In an undercover operation lasting 22 months and code-named "Grouper," the Drug Enforcement Administration broke up 14 marijuana-smuggling rings in four states that accounted for as much as 40 percent of the marijuana coming into the United States every year, the agency said yesterday.
By mid-afternoon, the DEA said that 122 people had been arrested in Florida, Georgia and Louisiana on drug-smuggling and conspiracy charges. Bail in one case was set at $21 million and in two others at $20 million apiece.
Bail for seven persons described as kingpins of the 14 smuggling rings exceeded $100 million. The DEA said Grouper resulted in the seizure of more than 1.1 million pounds of marijuana, whose street value was more than $1 billion.
"This was the single largest enforcement activity against marijuana since I've been here," said Peter B. Bensinger, now in his sixth year as DEA administrator. "The heads of every one of these 14 smuggling rings have been indicted."
One of the most sought-after members of the 14 rings was found murdered yesterday, and still at large were 31 of the 155 ring members indicted by federal grand juries in Florida, Georgia, Louisiana and Texas, where nine undercover DEA agents worked since May 1979 investigation marijuana smuggling.
Bensinger described Grouper as an operation whose origins went back 2 1/2 years, when nine DEA undercover agents began selling their services as marijuana "off-loaders" promising security and efficiency on the job. The operation caught on 22 months ago, when the DEA gave the nine agents the green light to continue posing as marijuana off-loaders going from job to job like gypsies.
The agents unloaded six shipments of marijuana before acting as DEA agents. They then began to signal their superiors what ships were leaving Columbia with marijuana and where they could be stopped on the high seas. No fewer than 24 ships carrying almost 1 million pounds of marijuana were seized at sea by the Coast Guard in the last 18 months following tips from the Grouper agent team.

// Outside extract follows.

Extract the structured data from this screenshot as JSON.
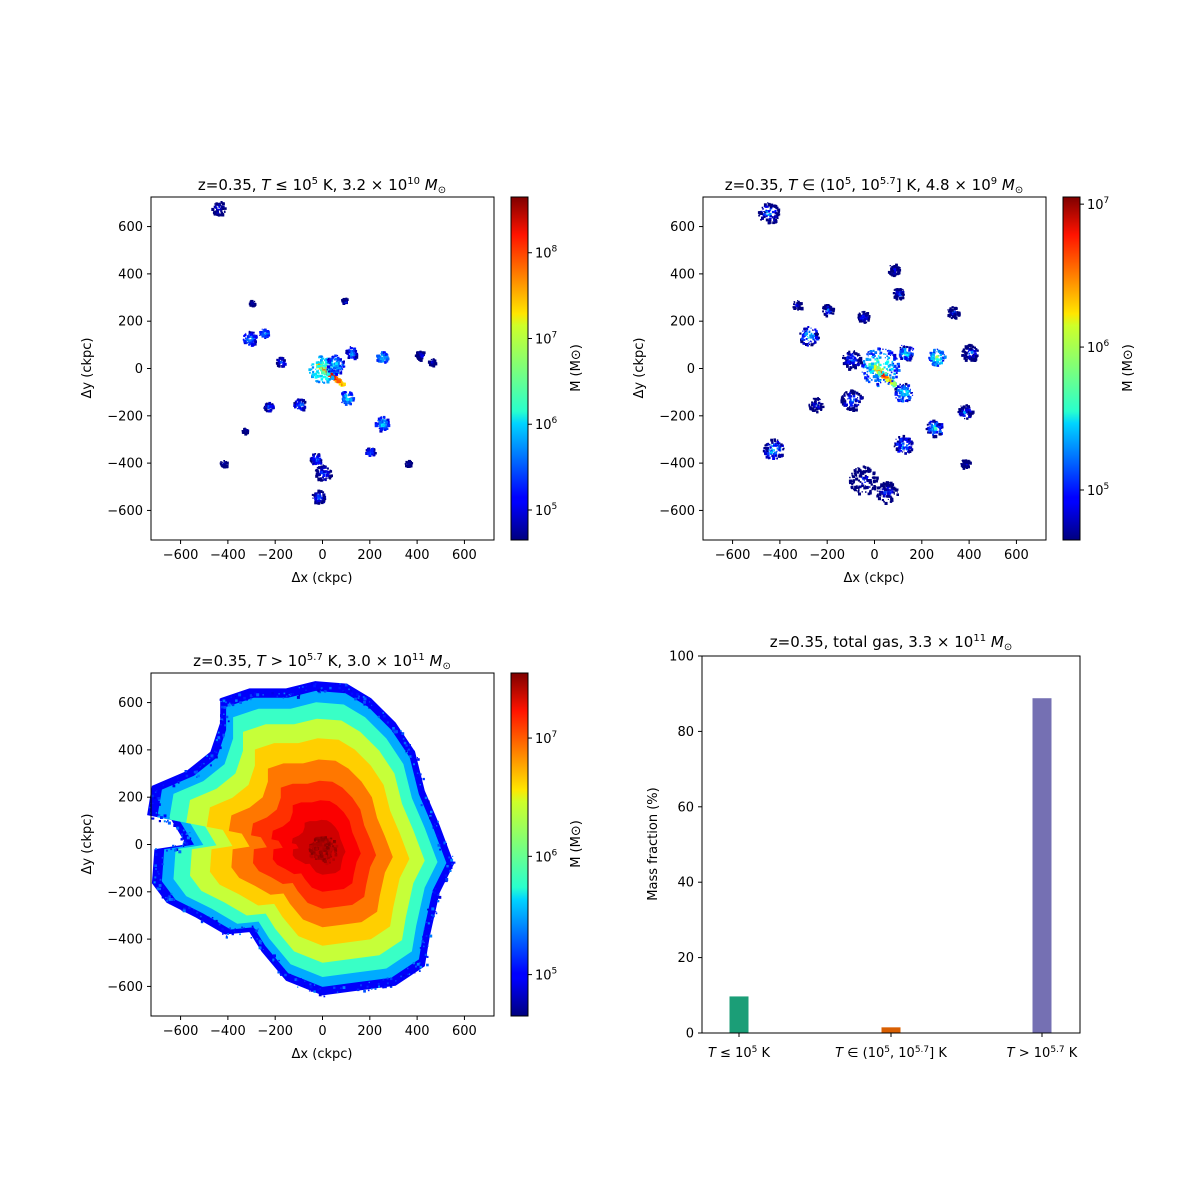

Seizures of marijuana also were made onshore after the drug had been landed, but they were rare because they could have exposed the roles of the nine DEA agents. One such seizure took place in Louisiana, where police conducting a house-to-house search pretending to look for a lost child confiscated a cache of marijuana but let the ring members flee.
"For nine agents to operate undercover like this for 22 months was remarkable," Bensinger said. "In that time, they conducted 400 undercover meetings with members of these smuggling rings, which we estimate were responsible for between 30 and 40 percent of the marijuana being smuggled into the country."
Bensinger said the undercover agents used the tape recorders and videotape machines, whose evidence is to be introduced in court against the defendants the way similar evidence was in the FBI's Abscam undercover operation.
"The tapes show that the defendants clearly demonstrate their intent to subvert the law," Bensinger said. "They will demonstrate conspiracies to distribute drugs in the United States. We think this is an extraordinary example of the success of a unique undercover operation.We hope there will be more."